U.S. light-vehicle sales will fall 1.2 percent to 16.8 million next year as slower job growth, lower consumer spending and affordability weigh on demand, the National Automobile Dealers Association said in a forecast released Tuesday.
New-car and light-truck deliveries have dropped 1.4 percent through November, according to Automotive News Data Center estimates, but the industry remains on track to generate sales in excess of 17 million units for a record fifth year in a row, helped in part by higher discounts and higher fleet shipments that have offset lower retail volume. A year ago, many analysts, citing rising interest rates, expected 2019 sales to fall below 17 million for the first time since 2014.
Rising new-vehicle prices have discouraged some shoppers and forced buyers to look at used vehicles, even as interest rates have stabilized, and job growth, consumer spending and the overall economy remain on solid ground, analysts say. Some lenders have also begun tightening lending standards for car buyers.

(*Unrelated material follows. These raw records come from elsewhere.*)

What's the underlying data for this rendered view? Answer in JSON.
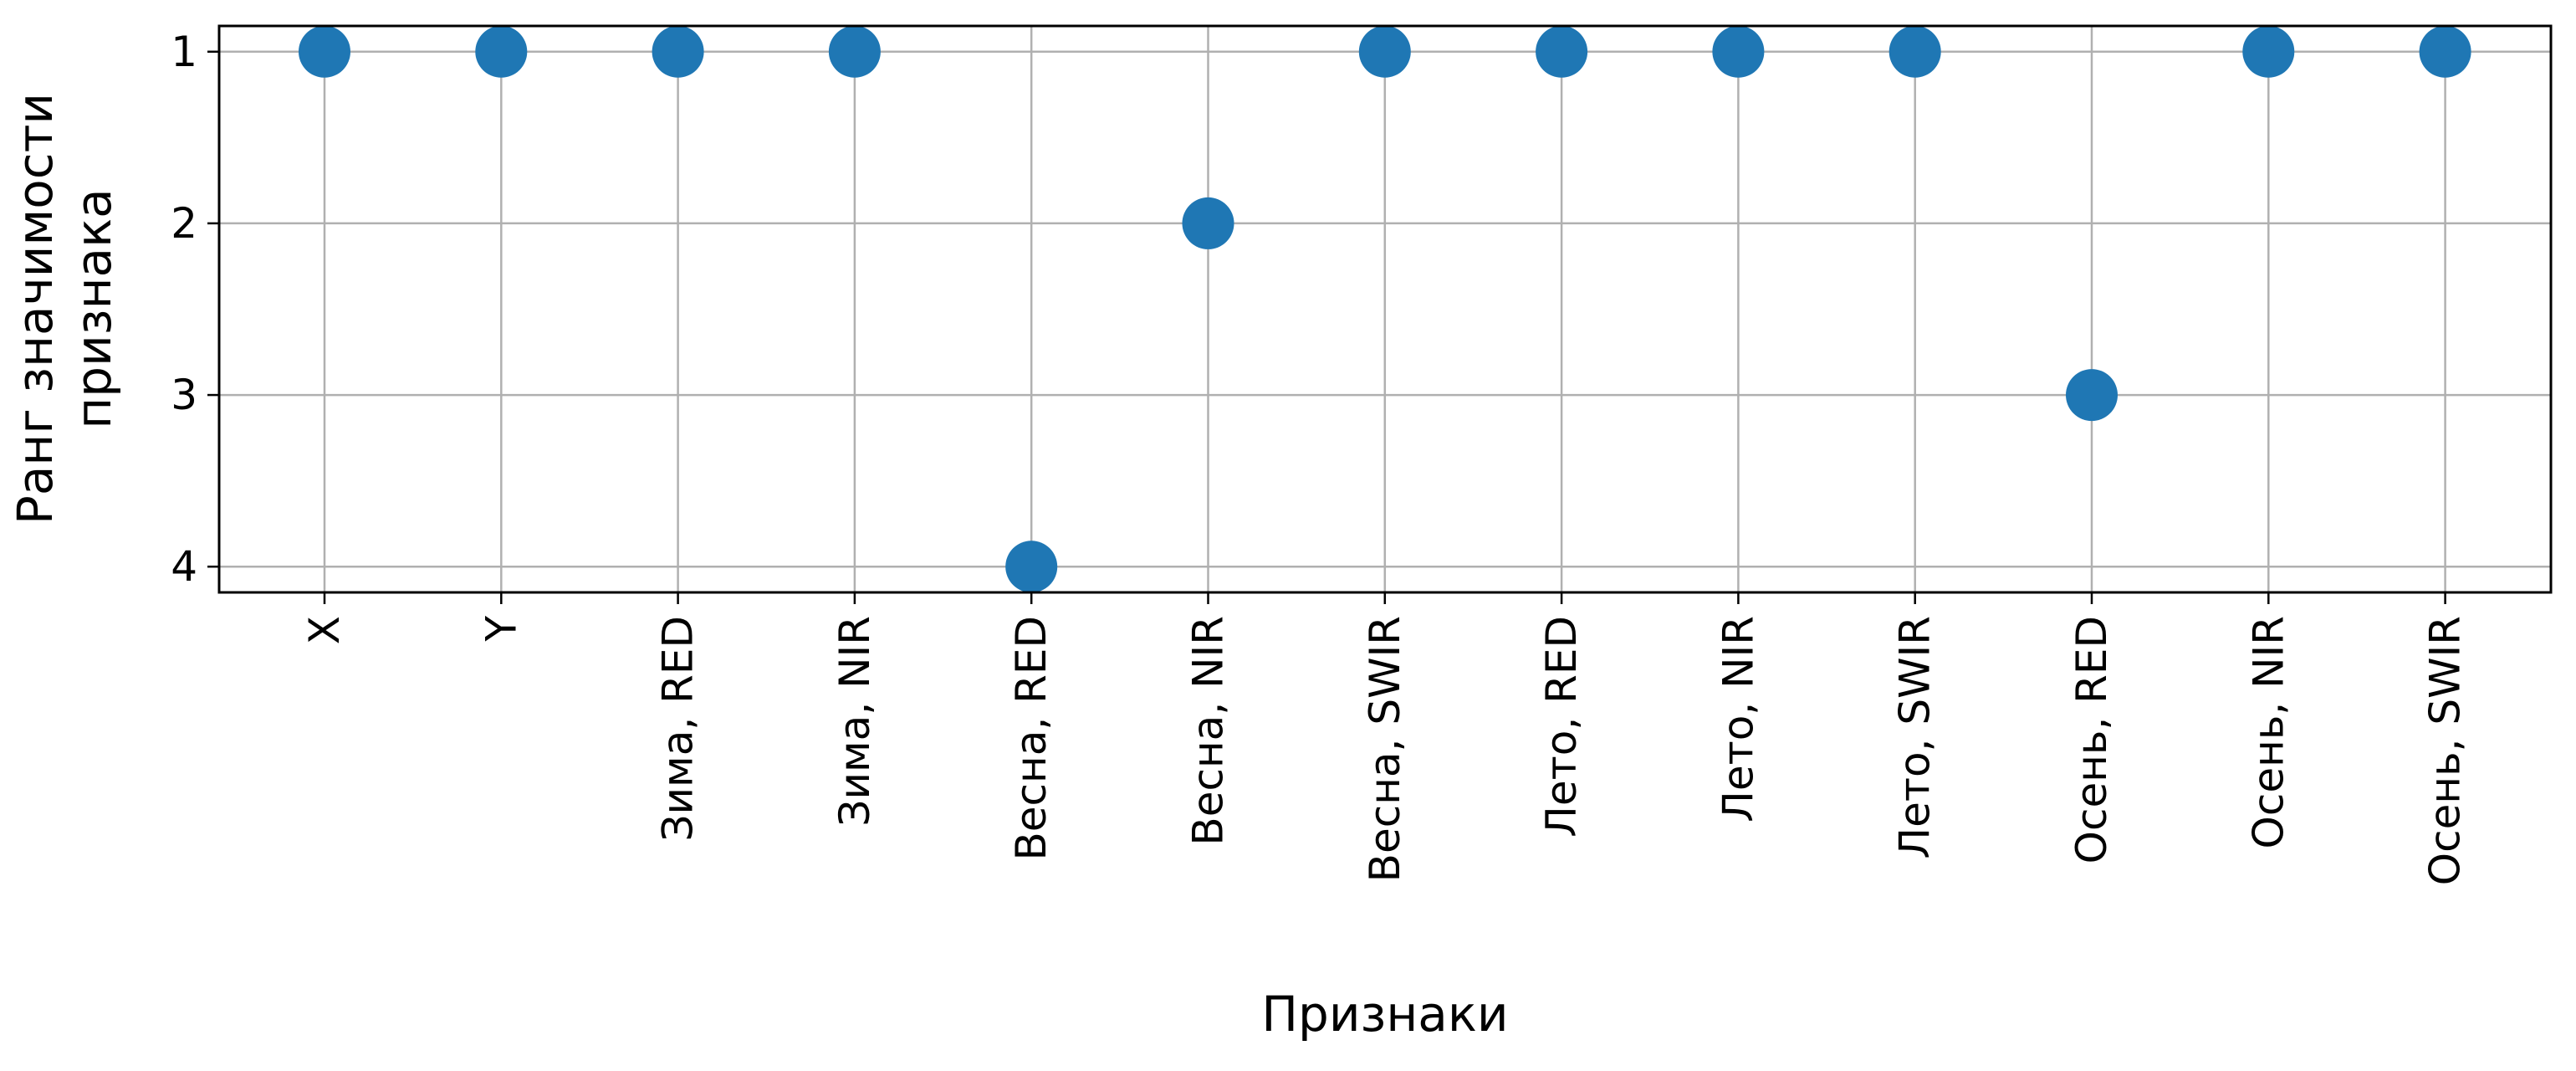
{
  "chart_data": {
    "type": "scatter",
    "title": "",
    "xlabel": "Признаки",
    "ylabel": [
      "Ранг значимости",
      "признака"
    ],
    "categories": [
      "X",
      "Y",
      "Зима, RED",
      "Зима, NIR",
      "Весна, RED",
      "Весна, NIR",
      "Весна, SWIR",
      "Лето, RED",
      "Лето, NIR",
      "Лето, SWIR",
      "Осень, RED",
      "Осень, NIR",
      "Осень, SWIR"
    ],
    "values": [
      1,
      1,
      1,
      1,
      4,
      2,
      1,
      1,
      1,
      1,
      3,
      1,
      1
    ],
    "yticks": [
      "1",
      "2",
      "3",
      "4"
    ],
    "y_inverted": true,
    "ylim": [
      4.15,
      0.85
    ],
    "grid": true,
    "legend": "none",
    "colors": {
      "marker": "#1f77b4",
      "grid": "#b0b0b0",
      "axes": "#000000"
    }
  }
}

"At this time last year, the Fed was on a path of increasing interest rates, and we expected that rates would continue to climb throughout the year," NADA senior economist Patrick Manzi said. "The Fed changing course on interest rates helped some consumers with vehicle affordability issues, as well as provided relief for dealers struggling with steadily increasing floorplan costs."
LMC and J.D. Power also see 2020 U.S. light-vehicle demand falling to 16.8 million from a projected 17.1 million units in 2019.
"As for 2019, it appears new-vehicle sales will best the expectations of most in the industry by topping 17 million units for the fifth straight year," Manzi said.
NADA expects light trucks will account for more than 70 percent of overall new-vehicle sales in 2019.
"By the end of 2020, NADA projects that three of every four new vehicles sold will be light trucks, a significant increase from a decade ago when the new-vehicle sales mix was 48 percent light trucks and 52 percent cars," the trade group said in the forecast.
"Consumers like the added practicality and ride height afforded by light trucks," Manzi added. "And crossovers, which account for more than 40 percent of the total new-vehicle market, continue to increase in fuel efficiency each year — offering fuel economy close to their sedan counterparts. In the absence of a significant spike in gasoline prices for a sustained period of time, we expect this shift in preference as permanent."